Barclays analyst Tim Long wrote in a note to clients Tuesday that the iPhone 15’s current “lackluster” sales, specifically in China, presaged similarly weak iPhone 16 sales — weakness that Long expects will hold true for Apple’s hardware sales broadly.
“We are still picking up weakness on iPhone volumes and mix, as well as a lack of bounce-back in Macs, iPads and wearables,” Long wrote. Analysts and investors had noted specific weakness in China iPhone sales as far back as October.
Bloomberg has previously reported that the Chinese government has issued informal guidance forbidding state employees from using iPhones. The Chinese government has denied issuing such guidance.
Long expects that Apple’s lucrative services business will also see decelerated growth, in part due to regulatory scrutiny. Gross margin in Apple’s services businesses is roughly double the margin Apple makes on all its hardware products, and Apple CEO Tim Cook highlighted “better-than-expected” growth in that unit on an earlier investor call.
But Barclays doesn’t necessarily believe that growth is reliable in the long term.
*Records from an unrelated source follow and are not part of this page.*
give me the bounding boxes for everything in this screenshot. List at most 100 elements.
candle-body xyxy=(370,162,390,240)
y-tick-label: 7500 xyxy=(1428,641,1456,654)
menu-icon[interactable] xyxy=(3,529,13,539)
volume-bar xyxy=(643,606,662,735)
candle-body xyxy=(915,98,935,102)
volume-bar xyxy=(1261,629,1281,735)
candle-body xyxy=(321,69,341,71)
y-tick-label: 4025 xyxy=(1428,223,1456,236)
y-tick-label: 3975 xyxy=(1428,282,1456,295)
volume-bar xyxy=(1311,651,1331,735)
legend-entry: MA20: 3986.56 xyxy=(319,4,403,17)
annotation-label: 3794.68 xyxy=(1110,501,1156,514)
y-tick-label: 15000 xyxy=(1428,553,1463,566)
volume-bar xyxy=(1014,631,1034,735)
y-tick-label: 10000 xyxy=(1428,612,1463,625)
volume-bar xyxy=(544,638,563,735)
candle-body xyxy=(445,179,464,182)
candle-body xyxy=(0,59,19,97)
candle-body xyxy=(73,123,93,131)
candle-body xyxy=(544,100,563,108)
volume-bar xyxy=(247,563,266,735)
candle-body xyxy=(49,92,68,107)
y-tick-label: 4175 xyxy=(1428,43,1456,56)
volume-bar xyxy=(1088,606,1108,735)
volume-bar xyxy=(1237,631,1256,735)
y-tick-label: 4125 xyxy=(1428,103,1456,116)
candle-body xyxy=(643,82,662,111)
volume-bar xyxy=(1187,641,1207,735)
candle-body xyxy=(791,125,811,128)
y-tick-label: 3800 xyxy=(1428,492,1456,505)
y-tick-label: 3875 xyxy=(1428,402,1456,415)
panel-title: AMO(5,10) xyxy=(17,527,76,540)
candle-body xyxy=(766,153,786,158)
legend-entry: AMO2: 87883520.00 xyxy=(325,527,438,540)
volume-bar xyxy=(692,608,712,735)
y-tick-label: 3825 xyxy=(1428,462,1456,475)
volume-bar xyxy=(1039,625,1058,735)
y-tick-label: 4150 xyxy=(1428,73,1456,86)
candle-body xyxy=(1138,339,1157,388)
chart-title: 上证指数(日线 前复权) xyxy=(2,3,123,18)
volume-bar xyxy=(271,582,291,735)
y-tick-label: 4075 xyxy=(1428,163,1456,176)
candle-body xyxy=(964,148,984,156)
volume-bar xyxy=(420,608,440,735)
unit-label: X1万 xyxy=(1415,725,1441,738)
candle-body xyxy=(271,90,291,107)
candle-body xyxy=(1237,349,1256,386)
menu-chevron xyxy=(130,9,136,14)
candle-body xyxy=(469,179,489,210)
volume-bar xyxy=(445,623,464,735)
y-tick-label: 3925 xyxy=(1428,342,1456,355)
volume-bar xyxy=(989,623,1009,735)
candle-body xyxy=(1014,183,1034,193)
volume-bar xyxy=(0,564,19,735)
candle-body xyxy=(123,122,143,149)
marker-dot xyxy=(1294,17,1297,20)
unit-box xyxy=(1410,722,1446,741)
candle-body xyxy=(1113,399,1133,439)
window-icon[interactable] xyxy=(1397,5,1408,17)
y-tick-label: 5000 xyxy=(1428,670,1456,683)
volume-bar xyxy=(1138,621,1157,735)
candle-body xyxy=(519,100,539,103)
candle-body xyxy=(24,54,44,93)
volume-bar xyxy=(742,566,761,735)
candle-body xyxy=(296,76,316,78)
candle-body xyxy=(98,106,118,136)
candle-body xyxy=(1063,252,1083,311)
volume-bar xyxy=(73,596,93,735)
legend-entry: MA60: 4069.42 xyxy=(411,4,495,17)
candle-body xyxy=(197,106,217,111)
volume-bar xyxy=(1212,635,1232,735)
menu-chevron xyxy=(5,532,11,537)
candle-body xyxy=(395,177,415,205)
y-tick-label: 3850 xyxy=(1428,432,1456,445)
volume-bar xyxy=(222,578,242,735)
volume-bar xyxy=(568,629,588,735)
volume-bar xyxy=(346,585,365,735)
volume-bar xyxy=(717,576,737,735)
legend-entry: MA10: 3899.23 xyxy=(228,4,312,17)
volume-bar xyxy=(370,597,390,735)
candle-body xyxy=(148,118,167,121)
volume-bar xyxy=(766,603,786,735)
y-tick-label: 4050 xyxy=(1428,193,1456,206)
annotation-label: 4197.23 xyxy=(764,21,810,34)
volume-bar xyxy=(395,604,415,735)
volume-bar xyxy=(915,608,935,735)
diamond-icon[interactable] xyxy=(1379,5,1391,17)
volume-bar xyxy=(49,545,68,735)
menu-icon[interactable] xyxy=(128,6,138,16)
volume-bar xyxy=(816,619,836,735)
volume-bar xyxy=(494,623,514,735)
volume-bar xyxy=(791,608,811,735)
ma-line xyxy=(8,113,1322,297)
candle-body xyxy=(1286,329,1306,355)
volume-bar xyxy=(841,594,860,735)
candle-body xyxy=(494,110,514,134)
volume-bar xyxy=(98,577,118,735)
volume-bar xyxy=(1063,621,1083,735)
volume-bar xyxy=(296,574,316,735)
“In 2024, we should get an initial determination on the Google TAC, and some app store investigations could intensify,” Long wrote, referring to the payments Google makes to Apple to retain its default search status.
Google CEO Sundar Pichai previously confirmed that the company pays 36% of its Safari search revenue to Apple. Regulators have been scrutinizing both Apple and Google and the default search status.